The Government is looking to save money in the welfare field, as much as anywhere else. The costs of welfare policy are not so much the costs of providing welfare services as those associated with the sheer volume of the benefits paid out. The options for making savings in the short term are limited:
- Moving people off benefit into work at a faster rate would help, but the economic circumstances are not hugely advantageous for doing so.
- Cutting the amount of benefit paid to each claimant would help, but the political cost of brazenly doing that in the short term are considerable. A less overt and contentious strategy might be to link the uprating of benefits to CPI rather than RPI, which will typically mean that over time their real value declines. That policy’s in place.

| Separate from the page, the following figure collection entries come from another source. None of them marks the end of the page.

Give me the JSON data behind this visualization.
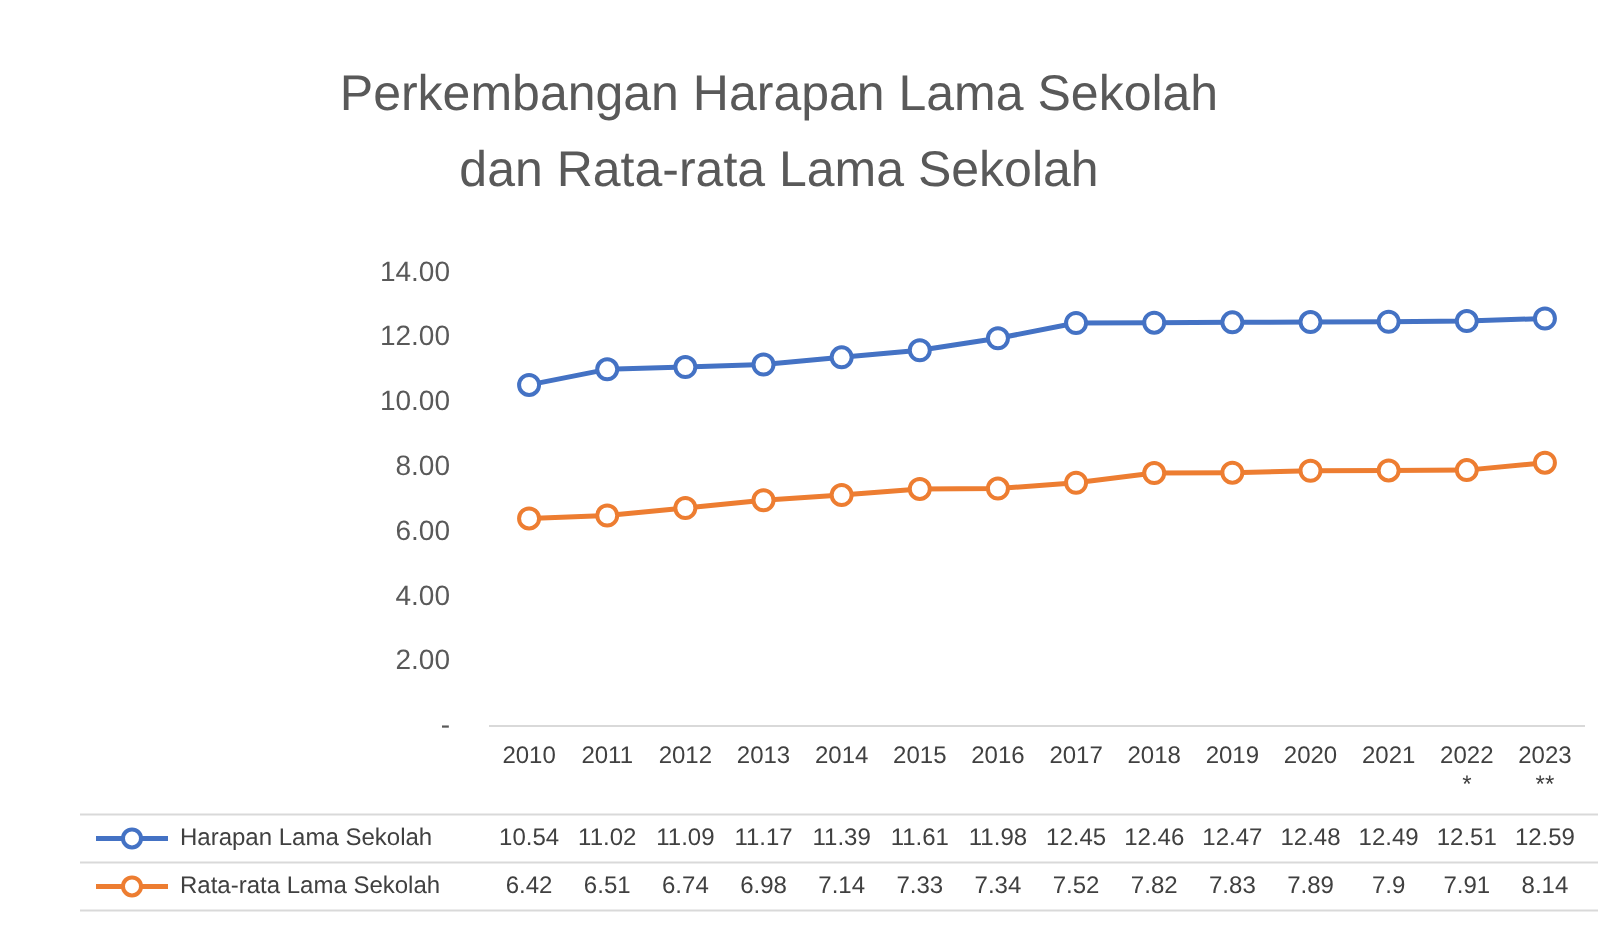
{
  "chart_data": {
    "type": "line",
    "title": "Perkembangan Harapan Lama Sekolah dan Rata-rata Lama Sekolah",
    "categories": [
      "2010",
      "2011",
      "2012",
      "2013",
      "2014",
      "2015",
      "2016",
      "2017",
      "2018",
      "2019",
      "2020",
      "2021",
      "2022 *",
      "2023 **"
    ],
    "series": [
      {
        "name": "Harapan Lama Sekolah",
        "color": "#4472c4",
        "values": [
          10.54,
          11.02,
          11.09,
          11.17,
          11.39,
          11.61,
          11.98,
          12.45,
          12.46,
          12.47,
          12.48,
          12.49,
          12.51,
          12.59
        ]
      },
      {
        "name": "Rata-rata Lama Sekolah",
        "color": "#ed7d31",
        "values": [
          6.42,
          6.51,
          6.74,
          6.98,
          7.14,
          7.33,
          7.34,
          7.52,
          7.82,
          7.83,
          7.89,
          7.9,
          7.91,
          8.14
        ]
      }
    ],
    "ylim": [
      0,
      14
    ],
    "yticks": [
      {
        "value": 0,
        "label": "-"
      },
      {
        "value": 2,
        "label": "2.00"
      },
      {
        "value": 4,
        "label": "4.00"
      },
      {
        "value": 6,
        "label": "6.00"
      },
      {
        "value": 8,
        "label": "8.00"
      },
      {
        "value": 10,
        "label": "10.00"
      },
      {
        "value": 12,
        "label": "12.00"
      },
      {
        "value": 14,
        "label": "14.00"
      }
    ],
    "grid": false,
    "legend": "bottom",
    "marker": "circle",
    "line_style": "solid",
    "data_labels": true
  }
}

- Similarly contentious would be the third option: implementing more restrictive criteria for entry to the welfare system. The problem with this option is that it looks a lot like abandoning the unfortunate to penury. That might not sit too comfortably on the news grid.
- So that leaves only one other strategy to save money: to sanction claimants for failing to conform to the rules and as a consequence remove their entitlement to benefit. This is a less visible approach to constraining the welfare bill and, conveniently, talk of “sanctioning” carries with it the implication that the claimant is somehow at fault.
So, if there is pressure coming down from the top to save money, and targets are set for delivering savings, what is going to happen? If your job hangs on meeting those targets – and the very nature of your job makes it only too clear the consequences and conditions of unemployment – what are you going to do? Even if you know it is immoral to look to sanction easy targets, might not your instinct to self-preservation kick in at some point and you make the decision to take the low road? The Conservatives, being firm believers in self-interest as the wellspring of human motivation, should not only expect this but, presumably, find it unexceptional.
The Department might argue that this isn’t what they intended at all. No one has been directed to pick on the vulnerable. There was no intention to create a climate of fear. Arguments will no doubt be made about an unfortunate uncoupling of policy and implementation: with the DWP setting policy and Jobcentre Plus as the Executive Agency not quite taking forward the spirit of that policy.
But if the imperative to save money is perceived to be absolutely overriding, and the consequences for individual members of staff of failing to do so are dire, then such arguments lack credibility. Ian Duncan-Smith and the DWP may not be pulling the trigger, but it doesn’t mean they didn’t load the gun. And the consequences for the vulnerable stand as an indictment of current policy positions.